Auch werden viele südlichere Wanderrouten Norwegens derzeit so gut besucht wie noch nie, wovon dann nebenbei die ganze angeschlossene Tourismusbranche profitiert. Das Hotel, das Restaurant, der Ticketservice, der Mietwagenservice, Eventagenturen und der Reiseführer.

Nur mit Souvenirshops scheint man es in Norwegen nicht so zu haben. Denn wie das Nordkap als Punkt auf der Landkarte ist auch dieser Zweig der Reisebranche bislang stark betroffen – jedoch in der Fläche.

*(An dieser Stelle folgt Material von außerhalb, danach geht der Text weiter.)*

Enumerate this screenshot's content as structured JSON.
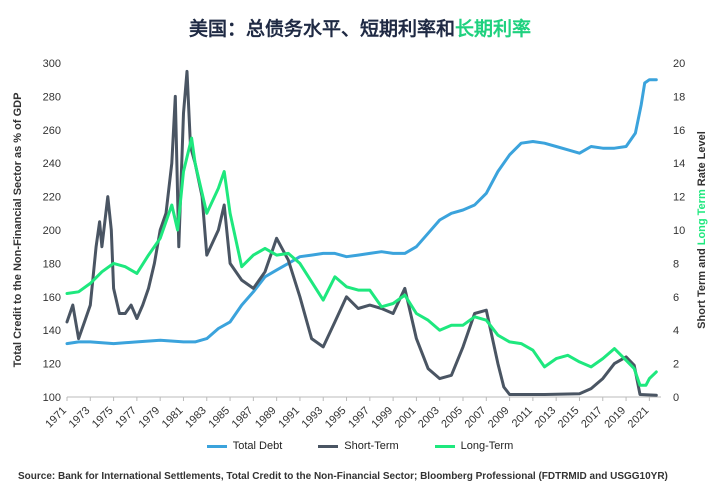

Es heißt, vielen Shops drohe der Ruin, weil die Norweger erst noch lernen müssten, sich für Käsehobel, Flaggen-T-Shirts und billige Troll-Puppen zu erwärmen. Erst unter der Woche hat es in Norway Shop eine der größten Ketten im Land erwischt. Insolvenz, aus und vorbei.

Bleibt also zu hoffen, dass zumindest über dem Nordkap demnächst wieder ein anderer Wind weht. Aber schon jetzt muss man sagen, dass Corona 2020 Spuren hinterlassen hat. Wie tief dieses sind, wird wahrscheinlich erst die kommenden Saison zeigen.